На кухне последние приготовления. Бабушка возится, на столе чего только нет: вкусности разные, рыбка скумбрия, икорка, салаты невиданные — таких не кушал еще, картошечка, сладкого много, напитки — «детские и взрослые», — вся ее «мастерская» в пару, в милой домашней суете.

Выглядываю из-под стола одним глазиком, застенчиво, с тихим смехом, — очень интересно мне… аж до сердца смех доходит. Заметила бабуля, погнала, как кошку, — «Ишь, блаженный». Я не знаю, кто такой блаженный, но мне кажется, это что-то хорошее, что сейчас я именно такой.

У бабули темно-каштановая головка, прическа праздничная, и сама она нарядная, сказочная, только в фартучке, — занятая, забавная такая. Посечет потом коса времени: и станет седенькая совсем — кто-то ненарочно «испугает» мою бабулю: цвет весь выйдет с волос, вырвется с кожи пятнами… и ручки ее хозяйские будут трястись — сильно «напугают» любимую мою старушеньку. Это будет много позже.

Мама наряжает меня в новые джинсики и маечку. Смотрюсь в зеркало: какой я красивый! Свет от меня, цветущий румянец, и личико такое шкодливое — озорные карие глазки; не могу я сидеть на месте, бегать хочется.

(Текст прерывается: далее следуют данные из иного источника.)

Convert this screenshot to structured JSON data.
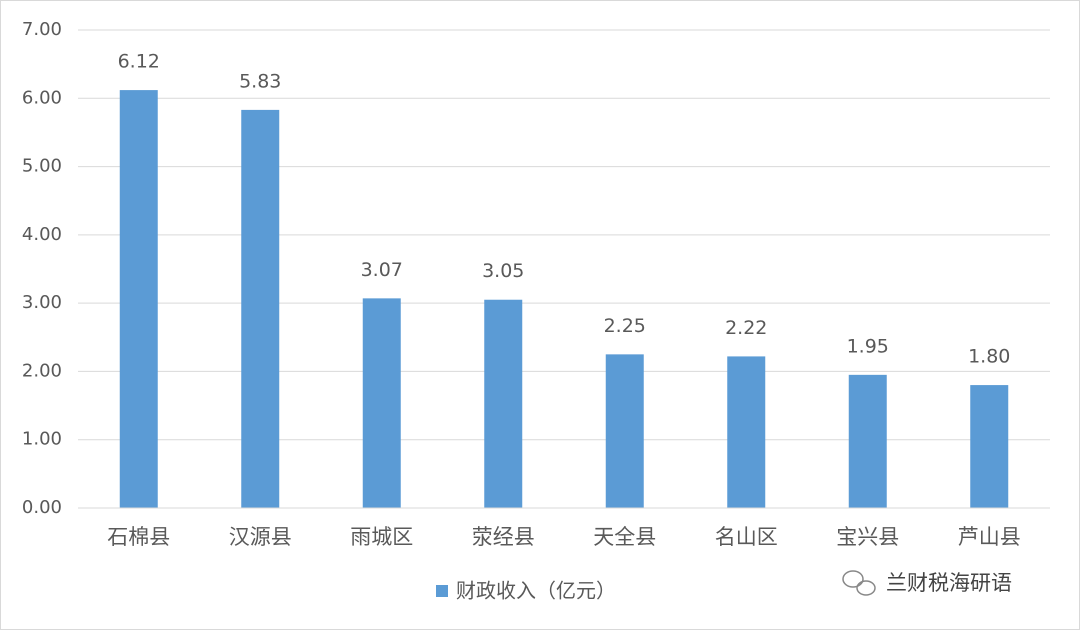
{
  "chart_data": {
    "type": "bar",
    "categories": [
      "石棉县",
      "汉源县",
      "雨城区",
      "荥经县",
      "天全县",
      "名山区",
      "宝兴县",
      "芦山县"
    ],
    "series": [
      {
        "name": "财政收入（亿元）",
        "color": "#5b9bd5",
        "values": [
          6.12,
          5.83,
          3.07,
          3.05,
          2.25,
          2.22,
          1.95,
          1.8
        ],
        "value_labels": [
          "6.12",
          "5.83",
          "3.07",
          "3.05",
          "2.25",
          "2.22",
          "1.95",
          "1.80"
        ]
      }
    ],
    "ylim": [
      0,
      7
    ],
    "yticks": [
      {
        "value": 0,
        "label": "0.00"
      },
      {
        "value": 1,
        "label": "1.00"
      },
      {
        "value": 2,
        "label": "2.00"
      },
      {
        "value": 3,
        "label": "3.00"
      },
      {
        "value": 4,
        "label": "4.00"
      },
      {
        "value": 5,
        "label": "5.00"
      },
      {
        "value": 6,
        "label": "6.00"
      },
      {
        "value": 7,
        "label": "7.00"
      }
    ],
    "grid": true,
    "legend": "bottom"
  },
  "watermark": "兰财税海研语"
}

Очень много гостей сегодня. Взрослые — в отдельной комнате, отмечают мой праздник своим манером. Только позвали — поздравили, открытки красочные в ручки дали, с любовью; слова приятные говорили; дядя Саша меня по головке гладил, подарил железную дорогу. Очень она мне нравится, и мне не терпится показать ее товарищам, чтобы и они радовались моему подарку.

Пришли друзья, нарядные-пренарядные, никогда такие не были, важные все, причесанные. Дарят от чистого сердца — я это чувствую… и очень смущаюсь: мне неловко от внимания. Я посидел бы, посмотрел, как кушают со стола, послушал бы, как обо мне говорят, — только в сторонке.

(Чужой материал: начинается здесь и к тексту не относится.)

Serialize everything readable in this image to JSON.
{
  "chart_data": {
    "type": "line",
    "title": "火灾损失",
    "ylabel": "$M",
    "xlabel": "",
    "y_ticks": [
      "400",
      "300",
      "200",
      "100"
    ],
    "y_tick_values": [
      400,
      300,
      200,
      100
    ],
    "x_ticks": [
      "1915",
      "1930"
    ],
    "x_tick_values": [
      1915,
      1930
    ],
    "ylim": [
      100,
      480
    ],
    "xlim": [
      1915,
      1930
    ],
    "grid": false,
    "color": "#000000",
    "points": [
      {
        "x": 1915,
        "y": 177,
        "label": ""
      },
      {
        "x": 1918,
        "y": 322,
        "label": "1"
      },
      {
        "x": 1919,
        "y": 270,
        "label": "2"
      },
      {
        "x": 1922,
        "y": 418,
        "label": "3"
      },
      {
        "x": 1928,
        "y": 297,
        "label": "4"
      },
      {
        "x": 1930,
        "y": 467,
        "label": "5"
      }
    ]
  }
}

Лешки не хватает — не пригласил его. Наговорил он мне, будто двор наш на костях строился, по душам ходим — это он наверняка знает. Души под крестиками схоронены, а крестиков не видать — домами застроили; вырыли их, асфальту наложили. Пророчил, дескать, мертвецы страшно злые, не нравится им это, восстанут и на каждого наказание придумают, с собой заберут, и будут там пытать пытками разными, проклятиями покроют — отомстят за обиды. Не спал я несколько ночей, в холодном поту лежал, в темноту комнаты вглядывался — скелетов угадывал. Как я боюсь скелетов!.. и много еще чего боюсь… Лешка, брехун, и час назначил: агитировал к войне готовиться. Никак я не отойду — страшнючие, наверное, скелеты, злые. У них и сердца-то нету — где ему поместиться. А как без сердца можно?.. Дядя Саша объяснил, что живые страшнее мертвых: у них свой резон, а для мертвых все одно.

Столько сердца мне попортил Лешка — не позвал я его на праздник. И сейчас мне жалко его: наверное, дома сидит, на игрушки свои смотрит и думает, как нам тут всем весело без него.

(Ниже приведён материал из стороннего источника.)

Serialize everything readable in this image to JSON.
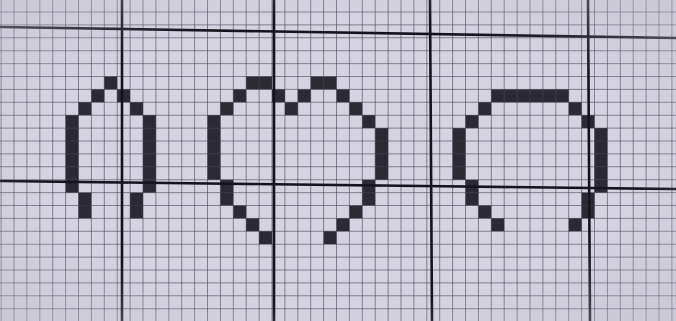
{
  "paper": {
    "background": "#d4d3df",
    "edge_shade": "#bdbcc9",
    "minor_line_color": "#3b3a4a",
    "major_line_color": "#15141c",
    "fill_color": "#1c1b24"
  },
  "grid": {
    "minor_columns": 51,
    "minor_rows": 24,
    "major_every_columns": 12,
    "major_every_rows": 12
  },
  "shapes": [
    {
      "name": "left-arch-shape",
      "cells": [
        [
          7,
          5
        ],
        [
          6,
          6
        ],
        [
          8,
          6
        ],
        [
          5,
          7
        ],
        [
          9,
          7
        ],
        [
          4,
          8
        ],
        [
          4,
          9
        ],
        [
          4,
          10
        ],
        [
          4,
          11
        ],
        [
          4,
          12
        ],
        [
          4,
          13
        ],
        [
          5,
          14
        ],
        [
          5,
          15
        ],
        [
          10,
          8
        ],
        [
          10,
          9
        ],
        [
          10,
          10
        ],
        [
          10,
          11
        ],
        [
          10,
          12
        ],
        [
          10,
          13
        ],
        [
          9,
          14
        ],
        [
          9,
          15
        ]
      ]
    },
    {
      "name": "middle-bump-shape",
      "cells": [
        [
          18,
          5
        ],
        [
          19,
          5
        ],
        [
          23,
          5
        ],
        [
          24,
          5
        ],
        [
          17,
          6
        ],
        [
          20,
          6
        ],
        [
          22,
          6
        ],
        [
          25,
          6
        ],
        [
          16,
          7
        ],
        [
          21,
          7
        ],
        [
          26,
          7
        ],
        [
          15,
          8
        ],
        [
          27,
          8
        ],
        [
          15,
          9
        ],
        [
          28,
          9
        ],
        [
          15,
          10
        ],
        [
          28,
          10
        ],
        [
          15,
          11
        ],
        [
          28,
          11
        ],
        [
          15,
          12
        ],
        [
          28,
          12
        ],
        [
          16,
          13
        ],
        [
          27,
          13
        ],
        [
          16,
          14
        ],
        [
          27,
          14
        ],
        [
          17,
          15
        ],
        [
          26,
          15
        ],
        [
          18,
          16
        ],
        [
          25,
          16
        ],
        [
          19,
          17
        ],
        [
          24,
          17
        ]
      ]
    },
    {
      "name": "right-cap-shape",
      "cells": [
        [
          37,
          6
        ],
        [
          38,
          6
        ],
        [
          39,
          6
        ],
        [
          40,
          6
        ],
        [
          41,
          6
        ],
        [
          42,
          6
        ],
        [
          36,
          7
        ],
        [
          43,
          7
        ],
        [
          35,
          8
        ],
        [
          44,
          8
        ],
        [
          34,
          9
        ],
        [
          45,
          9
        ],
        [
          34,
          10
        ],
        [
          45,
          10
        ],
        [
          34,
          11
        ],
        [
          45,
          11
        ],
        [
          34,
          12
        ],
        [
          45,
          12
        ],
        [
          35,
          13
        ],
        [
          45,
          13
        ],
        [
          35,
          14
        ],
        [
          44,
          14
        ],
        [
          36,
          15
        ],
        [
          44,
          15
        ],
        [
          37,
          16
        ],
        [
          43,
          16
        ]
      ]
    }
  ]
}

Откушали мы сластей, посмотрели железную дорогу — так и катится паровозик, тут и вагончики интересные: «товарные» — объяснил дядя Саша; кнопочка на пульте есть — гудок пускать. Вот бы завтра поскорее: построю город внутри «дороги», промышленность будет налажена.

Поиграли мы, позабавились на подарки, но потом как-то расклеилось празднество: наелись от живота — и давай валять дурака, языками пошли — как их удержишь! За уши меня дергают — очень больно, а главное, унизительно, — это чтобы смешнее было; дразнят меня, задорят. Я не в обиде, только б меня не обижали, шутили бы, не делая шутки из меня. Смех у ребят нехороший… и я тоже смеюсь нехорошим таким смехом, против себя, «за компанию».

Артур — самый набалованный — взял мой телефон, позвонил кому-то и гадость сказал. Вот с чего нехороший смех начался, и я смеюсь, хоть и не смешно вовсе. Не нравятся мне такие шутки. Позже я уж Артура за его бестолковость отчитал, да только неприятность у нас вышла, большой раздор! Не принял он строгое замечание, плохой мальчишка, шаловливый. А так произошло, что и здесь напроказничал…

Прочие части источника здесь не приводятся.